青森ヒバと地域を護る!「青森ヒバ油(ゆ)」の超能力とは?青森県北津軽郡中泊町 ㈱成田林業土木成田剛(なりたつよし)さん

この巨大な蒸留釜が3基もある

抽出された「ヒバ油」。
ほとんどは「ヒバ留出水」


「ヒバ留出水」から作られた入浴剤「翌檜香」

 

山積されたオガコ

「ただ、ヒバ油生産は労働としてみれば軽労働でできるメリットもある。ここ津軽でも、高齢者の雇用は大きな問題になっています。だから、地域の雇用拡大につながる可能性は大きい。地域と林業は切り離せないもの。そんな意味からもこの事業は、やりがいのあるものなのです」
 成田さんの目から見ても、林業は大きな転機を迎えていると言う。
「以前は、製材工場や森林管理署から請け負って立ち木を伐採して、搬出するまでが仕事だった。
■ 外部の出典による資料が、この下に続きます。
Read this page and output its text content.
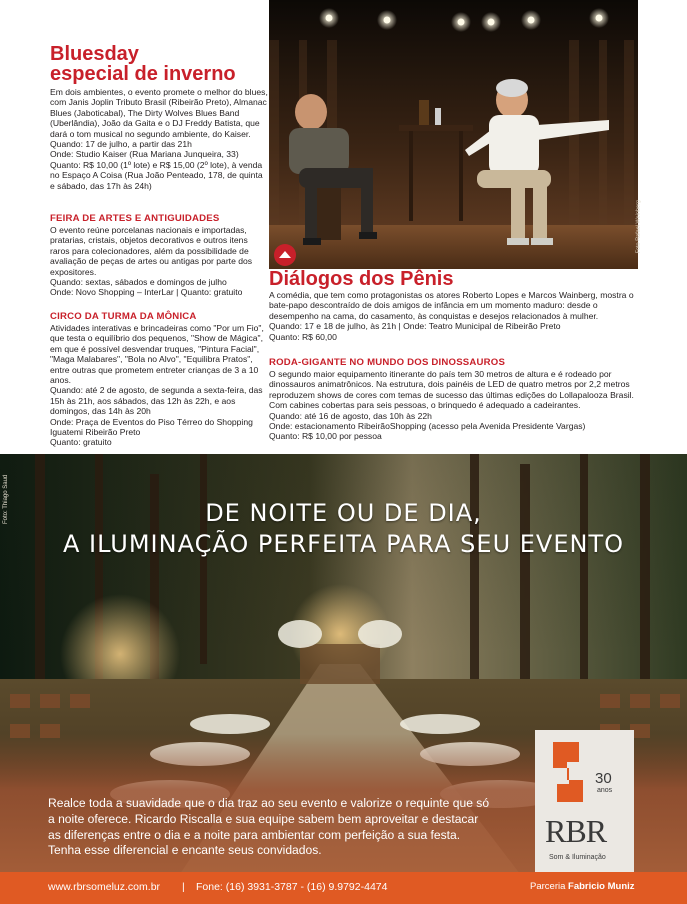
Bluesday
especial de inverno

Em dois ambientes, o evento promete o melhor do blues, com Janis Joplin Tributo Brasil (Ribeirão Preto), Almanac Blues (Jaboticabal), The Dirty Wolves Blues Band (Uberlândia), João da Gaita e o DJ Freddy Batista, que dará o tom musical no segundo ambiente, do Kaiser.

Quando: 17 de julho, a partir das 21h

Onde: Studio Kaiser (Rua Mariana Junqueira, 33)

Quanto: R$ 10,00 (1º lote) e R$ 15,00 (2º lote), à venda no Espaço A Coisa (Rua João Penteado, 178, de quinta e sábado, das 17h às 24h)

FEIRA DE ARTES E ANTIGUIDADES

O evento reúne porcelanas nacionais e importadas, pratarias, cristais, objetos decorativos e outros itens raros para colecionadores, além da possibilidade de avaliação de peças de artes ou antigas por parte dos expositores.

Quando: sextas, sábados e domingos de julho

Onde: Novo Shopping – InterLar | Quanto: gratuito

CIRCO DA TURMA DA MÔNICA

Atividades interativas e brincadeiras como "Por um Fio", que testa o equilíbrio dos pequenos, "Show de Mágica", em que é possível desvendar truques, "Pintura Facial", "Maga Malabares", "Bola no Alvo", "Equilibra Pratos", entre outras que prometem entreter crianças de 3 a 10 anos.

Quando: até 2 de agosto, de segunda a sexta-feira, das 15h às 21h, aos sábados, das 12h às 22h, e aos domingos, das 14h às 20h

Onde: Praça de Eventos do Piso Térreo do Shopping Iguatemi Ribeirão Preto

Quanto: gratuito

Foto Rafael Weinberg
Diálogos dos Pênis

A comédia, que tem como protagonistas os atores Roberto Lopes e Marcos Wainberg, mostra o bate-papo descontraído de dois amigos de infância em um momento maduro: desde o desempenho na cama, do casamento, às conquistas e desejos relacionados à mulher.

Quando: 17 e 18 de julho, às 21h | Onde: Teatro Municipal de Ribeirão Preto

Quanto: R$ 60,00

RODA-GIGANTE NO MUNDO DOS DINOSSAUROS

O segundo maior equipamento itinerante do país tem 30 metros de altura e é rodeado por dinossauros animatrônicos. Na estrutura, dois painéis de LED de quatro metros por 2,2 metros reproduzem shows de cores com temas de sucesso das últimas edições do Lollapalooza Brasil. Com cabines cobertas para seis pessoas, o brinquedo é adequado a cadeirantes.

Quando: até 16 de agosto, das 10h às 22h

Onde: estacionamento RibeirãoShopping (acesso pela Avenida Presidente Vargas)

Quanto: R$ 10,00 por pessoa

Foto: Thiago Saud	DE NOITE OU DE DIA,
A ILUMINAÇÃO PERFEITA PARA SEU EVENTO
Realce toda a suavidade que o dia traz ao seu evento e valorize o requinte que só a noite oferece. Ricardo Riscalla e sua equipe sabem bem aproveitar e destacar as diferenças entre o dia e a noite para ambientar com perfeição a sua festa. Tenha esse diferencial e encante seus convidados.
30
anos
RBR
Som & Iluminação
www.rbrsomeluz.com.br | Fone: (16) 3931-3787 - (16) 9.9792-4474	Parceria Fabricio Muniz
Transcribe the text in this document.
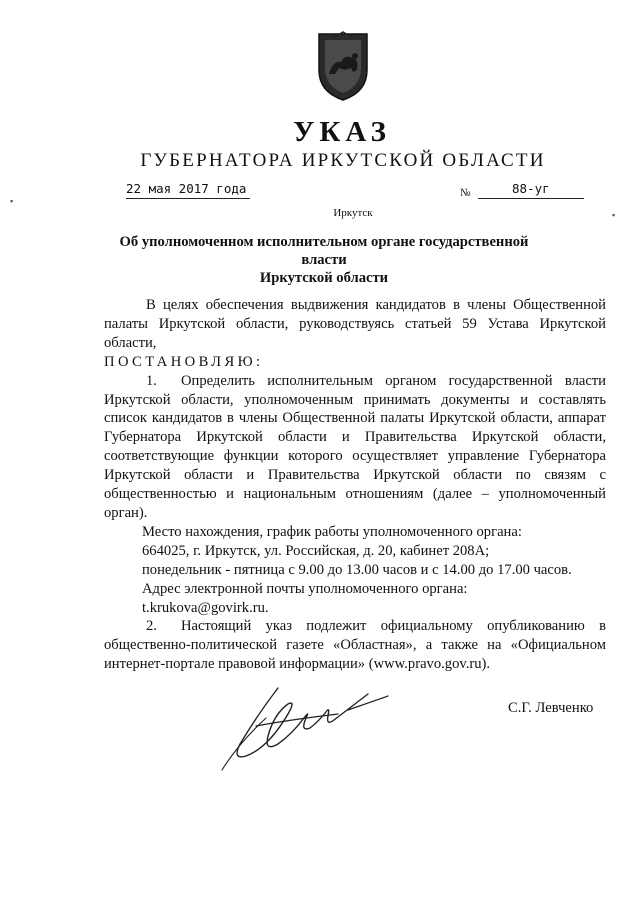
УКАЗ
ГУБЕРНАТОРА ИРКУТСКОЙ ОБЛАСТИ
22 мая 2017 года	№	88-уг
Иркутск
Об уполномоченном исполнительном органе государственной власти
Иркутской области

В целях обеспечения выдвижения кандидатов в члены Общественной палаты Иркутской области, руководствуясь статьей 59 Устава Иркутской области,

ПОСТАНОВЛЯЮ:

1. Определить исполнительным органом государственной власти Иркутской области, уполномоченным принимать документы и составлять список кандидатов в члены Общественной палаты Иркутской области, аппарат Губернатора Иркутской области и Правительства Иркутской области, соответствующие функции которого осуществляет управление Губернатора Иркутской области и Правительства Иркутской области по связям с общественностью и национальным отношениям (далее – уполномоченный орган).

Место нахождения, график работы уполномоченного органа:

664025, г. Иркутск, ул. Российская, д. 20, кабинет 208А;

понедельник - пятница с 9.00 до 13.00 часов и с 14.00 до 17.00 часов.

Адрес электронной почты уполномоченного органа:

t.krukova@govirk.ru.

2. Настоящий указ подлежит официальному опубликованию в общественно-политической газете «Областная», а также на «Официальном интернет-портале правовой информации» (www.pravo.gov.ru).

С.Г. Левченко
▪
▪
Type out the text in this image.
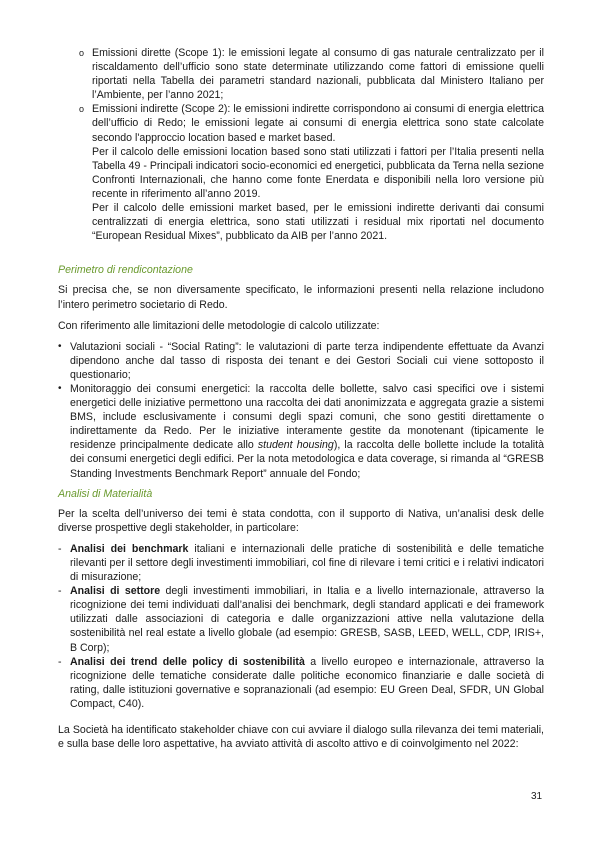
o Emissioni dirette (Scope 1): le emissioni legate al consumo di gas naturale centralizzato per il riscaldamento dell’ufficio sono state determinate utilizzando come fattori di emissione quelli riportati nella Tabella dei parametri standard nazionali, pubblicata dal Ministero Italiano per l’Ambiente, per l’anno 2021;
o Emissioni indirette (Scope 2): le emissioni indirette corrispondono ai consumi di energia elettrica dell’ufficio di Redo; le emissioni legate ai consumi di energia elettrica sono state calcolate secondo l'approccio location based e market based.
Per il calcolo delle emissioni location based sono stati utilizzati i fattori per l’Italia presenti nella Tabella 49 - Principali indicatori socio-economici ed energetici, pubblicata da Terna nella sezione Confronti Internazionali, che hanno come fonte Enerdata e disponibili nella loro versione più recente in riferimento all’anno 2019.
Per il calcolo delle emissioni market based, per le emissioni indirette derivanti dai consumi centralizzati di energia elettrica, sono stati utilizzati i residual mix riportati nel documento “European Residual Mixes”, pubblicato da AIB per l’anno 2021.
Perimetro di rendicontazione

Si precisa che, se non diversamente specificato, le informazioni presenti nella relazione includono l’intero perimetro societario di Redo.

Con riferimento alle limitazioni delle metodologie di calcolo utilizzate:

• Valutazioni sociali - “Social Rating”: le valutazioni di parte terza indipendente effettuate da Avanzi dipendono anche dal tasso di risposta dei tenant e dei Gestori Sociali cui viene sottoposto il questionario;
• Monitoraggio dei consumi energetici: la raccolta delle bollette, salvo casi specifici ove i sistemi energetici delle iniziative permettono una raccolta dei dati anonimizzata e aggregata grazie a sistemi BMS, include esclusivamente i consumi degli spazi comuni, che sono gestiti direttamente o indirettamente da Redo. Per le iniziative interamente gestite da monotenant (tipicamente le residenze principalmente dedicate allo student housing), la raccolta delle bollette include la totalità dei consumi energetici degli edifici. Per la nota metodologica e data coverage, si rimanda al “GRESB Standing Investments Benchmark Report” annuale del Fondo;
Analisi di Materialità

Per la scelta dell’universo dei temi è stata condotta, con il supporto di Nativa, un’analisi desk delle diverse prospettive degli stakeholder, in particolare:

- Analisi dei benchmark italiani e internazionali delle pratiche di sostenibilità e delle tematiche rilevanti per il settore degli investimenti immobiliari, col fine di rilevare i temi critici e i relativi indicatori di misurazione;
- Analisi di settore degli investimenti immobiliari, in Italia e a livello internazionale, attraverso la ricognizione dei temi individuati dall’analisi dei benchmark, degli standard applicati e dei framework utilizzati dalle associazioni di categoria e dalle organizzazioni attive nella valutazione della sostenibilità nel real estate a livello globale (ad esempio: GRESB, SASB, LEED, WELL, CDP, IRIS+, B Corp);
- Analisi dei trend delle policy di sostenibilità a livello europeo e internazionale, attraverso la ricognizione delle tematiche considerate dalle politiche economico finanziarie e dalle società di rating, dalle istituzioni governative e sopranazionali (ad esempio: EU Green Deal, SFDR, UN Global Compact, C40).

La Società ha identificato stakeholder chiave con cui avviare il dialogo sulla rilevanza dei temi materiali, e sulla base delle loro aspettative, ha avviato attività di ascolto attivo e di coinvolgimento nel 2022:

31
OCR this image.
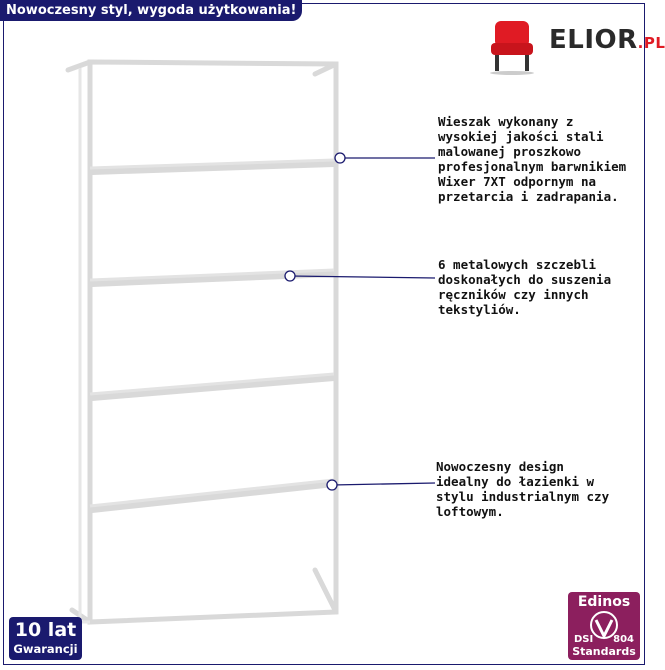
Nowoczesny styl, wygoda użytkowania!
ELIOR.PL
Wieszak wykonany z
wysokiej jakości stali
malowanej proszkowo
profesjonalnym barwnikiem
Wixer 7XT odpornym na
przetarcia i zadrapania.
6 metalowych szczebli
doskonałych do suszenia
ręczników czy innych
tekstyliów.
Nowoczesny design
idealny do łazienki w
stylu industrialnym czy
loftowym.
10 lat
Gwarancji
Edinos
DSI 804
Standards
が、今では集
成材にして商品そのものにするまでが事業になりました。扱うヒバもその量は減っています」
 しかし、成田さんは林業の今後に希望を持っていると断言する。
「木曽のヒノキや秋田のスギに比べると、どうしても青森ヒバはブランドとしての知名度は低い。それでも、私は国産材の時代が来つつある、と思っています。静岡などで始まっている学校、病院、公共施設などでの国産材の利用、高速道路の防音柵など、新たな利用分野も広がってきている。森林の整備に対する補助も見直されてきているのも、いい兆しだと思いますね」
 人は誰でも年老いてくると、生まれ育ったところで死にたい、と願うようになる。
 成田さんが続ける。
「『地産地消』という言葉が、よく言われるように、この津軽で育った青森ヒバの家に住みたい、そういう声が確かにあります。我々の地域の森林を守っていきたい。ちゃんと手がければ、5~10年で見違えてきますよ。そのためには、まさに今こそ、森林の整備をやらなければ滅んでしまうのです」
 ビジネスの裏側には、こんな熱い想いも潜んでいたのである。